Charger (North American Version)
The charger actually produces slightly in excess of the rated 15 amps. It stops charging at a battery voltage of 58.68 volts. Efficiency varies during the charging cycle but overall is quite good at about 92.5 percent.
The charger's DC side uses a Neutrik NL4MP connector. The battery-side mate is a panel-mount Neutrik NL4MX connector.
The plug and socket wiring is a bit weird, but this is what they did:
Terminal “1+” is Positive
Terminal “2+” is Negative
Terminals “1- and 2-” are jumpered together inside the plug.
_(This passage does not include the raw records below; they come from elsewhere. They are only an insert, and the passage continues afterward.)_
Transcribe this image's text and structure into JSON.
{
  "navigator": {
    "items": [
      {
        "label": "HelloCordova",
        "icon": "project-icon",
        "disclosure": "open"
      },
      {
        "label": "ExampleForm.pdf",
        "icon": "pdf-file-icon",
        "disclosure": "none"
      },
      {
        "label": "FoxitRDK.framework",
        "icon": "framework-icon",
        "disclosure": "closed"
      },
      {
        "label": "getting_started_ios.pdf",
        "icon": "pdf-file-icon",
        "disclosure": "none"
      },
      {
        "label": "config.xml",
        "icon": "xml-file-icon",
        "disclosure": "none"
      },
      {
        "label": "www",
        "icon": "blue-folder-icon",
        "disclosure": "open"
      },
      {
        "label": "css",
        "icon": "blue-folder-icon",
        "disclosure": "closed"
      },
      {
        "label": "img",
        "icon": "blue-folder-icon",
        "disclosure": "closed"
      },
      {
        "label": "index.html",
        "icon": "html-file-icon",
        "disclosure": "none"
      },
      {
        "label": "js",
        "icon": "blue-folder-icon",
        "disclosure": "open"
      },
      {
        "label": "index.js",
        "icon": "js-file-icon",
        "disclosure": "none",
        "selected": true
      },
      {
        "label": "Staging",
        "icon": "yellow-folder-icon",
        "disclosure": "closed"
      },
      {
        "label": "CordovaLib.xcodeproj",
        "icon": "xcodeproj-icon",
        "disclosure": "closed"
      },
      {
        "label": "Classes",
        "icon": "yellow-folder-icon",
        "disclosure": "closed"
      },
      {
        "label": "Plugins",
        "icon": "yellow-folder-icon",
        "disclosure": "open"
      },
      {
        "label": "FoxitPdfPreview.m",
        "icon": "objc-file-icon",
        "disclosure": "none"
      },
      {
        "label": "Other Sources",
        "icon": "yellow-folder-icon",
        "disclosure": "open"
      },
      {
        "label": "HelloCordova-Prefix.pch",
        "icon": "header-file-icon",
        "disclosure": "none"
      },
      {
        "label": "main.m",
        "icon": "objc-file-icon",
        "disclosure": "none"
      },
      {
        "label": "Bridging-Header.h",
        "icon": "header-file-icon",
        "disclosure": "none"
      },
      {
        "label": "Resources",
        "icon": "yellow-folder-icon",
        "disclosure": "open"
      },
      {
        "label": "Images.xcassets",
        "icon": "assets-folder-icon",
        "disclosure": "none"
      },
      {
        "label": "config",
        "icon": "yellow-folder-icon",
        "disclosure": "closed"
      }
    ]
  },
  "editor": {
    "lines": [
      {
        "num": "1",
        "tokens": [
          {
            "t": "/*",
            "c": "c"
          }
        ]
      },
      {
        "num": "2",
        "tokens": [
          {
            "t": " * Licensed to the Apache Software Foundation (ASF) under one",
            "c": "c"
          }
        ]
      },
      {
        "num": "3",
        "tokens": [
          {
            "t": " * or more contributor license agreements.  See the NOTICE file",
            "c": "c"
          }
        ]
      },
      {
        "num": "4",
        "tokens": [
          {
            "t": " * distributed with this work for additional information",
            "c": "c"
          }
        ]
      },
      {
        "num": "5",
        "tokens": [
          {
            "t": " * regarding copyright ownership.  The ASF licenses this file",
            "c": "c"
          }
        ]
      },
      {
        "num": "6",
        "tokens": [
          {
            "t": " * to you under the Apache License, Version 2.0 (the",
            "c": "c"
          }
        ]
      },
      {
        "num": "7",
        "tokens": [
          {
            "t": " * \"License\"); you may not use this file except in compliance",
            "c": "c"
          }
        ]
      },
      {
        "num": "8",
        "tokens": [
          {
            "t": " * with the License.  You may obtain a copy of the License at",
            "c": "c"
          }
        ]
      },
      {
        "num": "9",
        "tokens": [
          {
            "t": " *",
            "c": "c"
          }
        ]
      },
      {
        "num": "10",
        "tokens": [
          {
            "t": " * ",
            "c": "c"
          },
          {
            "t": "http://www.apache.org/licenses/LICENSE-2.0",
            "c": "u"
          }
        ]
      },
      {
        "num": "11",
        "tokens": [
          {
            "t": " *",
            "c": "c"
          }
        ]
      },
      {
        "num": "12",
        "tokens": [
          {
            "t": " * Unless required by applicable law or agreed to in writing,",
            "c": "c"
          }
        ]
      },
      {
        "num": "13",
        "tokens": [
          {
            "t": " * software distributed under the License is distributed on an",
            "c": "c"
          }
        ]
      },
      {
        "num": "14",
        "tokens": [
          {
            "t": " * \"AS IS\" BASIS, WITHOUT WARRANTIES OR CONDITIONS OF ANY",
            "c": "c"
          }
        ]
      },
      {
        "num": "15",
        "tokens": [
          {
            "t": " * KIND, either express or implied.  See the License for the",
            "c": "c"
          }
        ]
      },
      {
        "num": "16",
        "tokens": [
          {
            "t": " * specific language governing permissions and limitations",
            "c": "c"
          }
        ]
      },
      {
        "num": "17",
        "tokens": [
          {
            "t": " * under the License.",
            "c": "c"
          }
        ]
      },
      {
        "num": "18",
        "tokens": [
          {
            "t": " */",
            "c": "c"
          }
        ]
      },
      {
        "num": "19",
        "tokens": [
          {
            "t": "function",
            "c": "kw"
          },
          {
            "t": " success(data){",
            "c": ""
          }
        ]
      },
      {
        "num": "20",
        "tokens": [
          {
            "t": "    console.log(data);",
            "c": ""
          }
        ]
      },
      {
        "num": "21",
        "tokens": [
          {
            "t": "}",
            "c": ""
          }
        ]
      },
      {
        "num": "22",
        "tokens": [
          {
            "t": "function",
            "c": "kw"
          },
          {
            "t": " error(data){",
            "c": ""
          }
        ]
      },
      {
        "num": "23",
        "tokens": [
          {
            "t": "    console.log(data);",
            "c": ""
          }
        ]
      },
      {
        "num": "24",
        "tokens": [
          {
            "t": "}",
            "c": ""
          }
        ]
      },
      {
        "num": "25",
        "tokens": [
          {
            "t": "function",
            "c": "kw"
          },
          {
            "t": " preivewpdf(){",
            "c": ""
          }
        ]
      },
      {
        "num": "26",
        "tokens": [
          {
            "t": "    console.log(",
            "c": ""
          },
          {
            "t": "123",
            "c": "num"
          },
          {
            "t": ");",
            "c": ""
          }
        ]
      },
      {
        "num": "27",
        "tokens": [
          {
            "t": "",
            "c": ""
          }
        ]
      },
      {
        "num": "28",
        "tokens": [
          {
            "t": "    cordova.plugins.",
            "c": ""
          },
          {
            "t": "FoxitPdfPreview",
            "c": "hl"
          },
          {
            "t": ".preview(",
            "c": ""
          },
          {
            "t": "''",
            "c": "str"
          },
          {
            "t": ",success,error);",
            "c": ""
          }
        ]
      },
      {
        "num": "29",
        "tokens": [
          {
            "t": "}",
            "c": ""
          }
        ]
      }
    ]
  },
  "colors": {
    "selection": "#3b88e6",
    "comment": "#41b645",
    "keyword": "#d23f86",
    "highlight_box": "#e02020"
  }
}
This is what allows the charger to turn on/off automatically when it's connected to the battery.
Charging is performed at a constant current of 15 amps until a battery threshold voltage is reached (about 58 volts). This is the period during which the lion's share of the energy is transferred (and takes somewhat more than half the total charging time). There are rapidly diminishing returns in terms of energy delivery versus charging time toward the end of the charge.
When the charger's fan turns off, it continues to source current into the battery at about 0.86A (about 50 watts).
The charger continues to draw about 13 watts after it is unplugged from the battery.
The charger is basically a switch-mode power supply (SMPS) similar to that found in a desktop computer. An SMPS's front end is formed by a bridge rectifier and one or more filter capacitors. As such, it only draws current when the AC line's rectified sine wave voltage exceeds the voltage across the filter capacitor. Thus, the AC-side current flow is discontinuous. This results in the current waveform shown below and is responsible for the poor power factor (approximately 0.66 with current leading voltage).